Being a caregiver for a loved one is a unique experience in one’s life. Caregiving can be rewarding and satisfying, but can also be frustrating, exhausting and emotionally draining.


Caregiving encompasses a varied scope of involvement which can be fluid and ever changing. The caregiving experience can be affected by the relationship and history between the care recipient and the caregiver. The experience can be further influenced by whether the caregiver is male or female. The caregiving chapter is different for every caregiver and their care recipient. A caregiver who is caring for their mother may have a different experience than when caring for their spouse or their father....each and every circumstance is distinct unto itself.  
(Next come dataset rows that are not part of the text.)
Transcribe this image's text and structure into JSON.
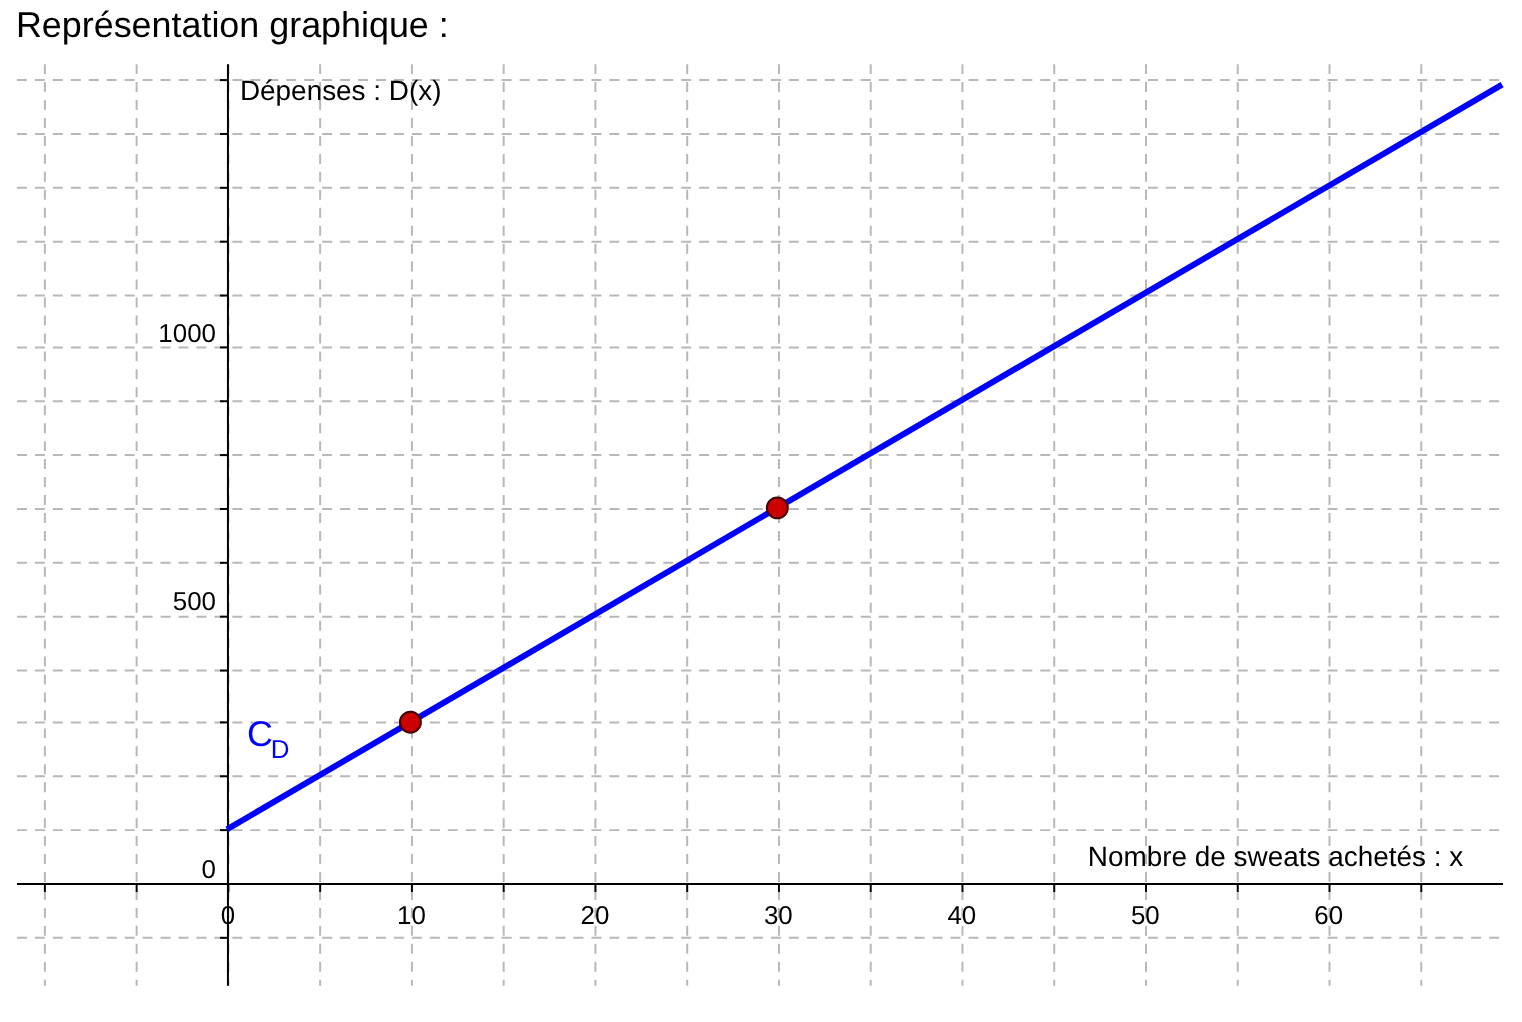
{
  "chart_data": {
    "type": "line",
    "title": "Représentation graphique :",
    "xlabel": "Nombre de sweats achetés : x",
    "ylabel": "Dépenses : D(x)",
    "xlim": [
      -11.5,
      69.5
    ],
    "ylim": [
      -190,
      1530
    ],
    "xticks": [
      {
        "value": -10,
        "label": null
      },
      {
        "value": -5,
        "label": null
      },
      0,
      {
        "value": 5,
        "label": null
      },
      10,
      {
        "value": 15,
        "label": null
      },
      20,
      {
        "value": 25,
        "label": null
      },
      30,
      {
        "value": 35,
        "label": null
      },
      40,
      {
        "value": 45,
        "label": null
      },
      50,
      {
        "value": 55,
        "label": null
      },
      60,
      {
        "value": 65,
        "label": null
      }
    ],
    "yticks": [
      {
        "value": -100,
        "label": null
      },
      0,
      {
        "value": 100,
        "label": null
      },
      {
        "value": 200,
        "label": null
      },
      {
        "value": 300,
        "label": null
      },
      {
        "value": 400,
        "label": null
      },
      500,
      {
        "value": 600,
        "label": null
      },
      {
        "value": 700,
        "label": null
      },
      {
        "value": 800,
        "label": null
      },
      {
        "value": 900,
        "label": null
      },
      1000,
      {
        "value": 1100,
        "label": null
      },
      {
        "value": 1200,
        "label": null
      },
      {
        "value": 1300,
        "label": null
      },
      {
        "value": 1400,
        "label": null
      },
      {
        "value": 1500,
        "label": null
      }
    ],
    "grid": true,
    "series": [
      {
        "name": "C$_{D}$",
        "color": "#0000ff",
        "x": [
          0,
          69.5
        ],
        "values": [
          100,
          1490
        ],
        "marker": "none",
        "line_style": "solid"
      },
      {
        "type": "scatter",
        "color": "#cc0000",
        "x": [
          10,
          30
        ],
        "values": [
          300,
          700
        ],
        "marker": "circle"
      }
    ]
  }
}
There is no right way or wrong way to be a caregiver. Some people are heavily involved in hands on care while others are not. Some people want to be at every doctor’s appointment and others live out of town and can only see their loved ones a couple of times a year. The most important part of being a caregiver is to make sure your loved one is safe and that their needs are met. It doesn’t matter if you are arranging care or performing care, it is all considered caregiving.  



Communication

One key to a healthy and fulfilling caregiving experience is communication. The caregiver needs to ask their loved one what they need as well as what they want. The caregiver needs to be able to recognize what it is that they need for themselves to ensure they can be an effective caregiver. Like the flight attendant’s safety announcements instructions, you need to put the oxygen on yourself first and then assist the person seated next to you; if you don’t take care of yourself you can’t take care of someone else. Asking questions is a great first step. Questions posed to the doctor, questions for the loved one, questions posed to yourself, and questions asked to other family members will help set the stage to establishing open communication and keep it flowing.





Compassion Fatigue

It is easy to become overwhelmed with the duties of caregiving and perhaps become resentful. Not knowing what comes next and not being able to plan ahead can make a person frustrated. At times, caregiving can be all consuming. It doesn’t have to be this way. It is essential to carve out personal time for yourself, your family and to set some boundaries. The caregiver needs to be able to recognize when they are overcome  by caregiving. Short tempers, frustration, guilt and animosity are a few feelings that exemplify compassion fatigue. Taking a break and carving out personal time will give you an improved outlook and will allow you to continue to be an effective caregiver. Physical fitness, a healthy diet, adequate sleep and social contact are not luxuries but are essential to the caregiver’s well being.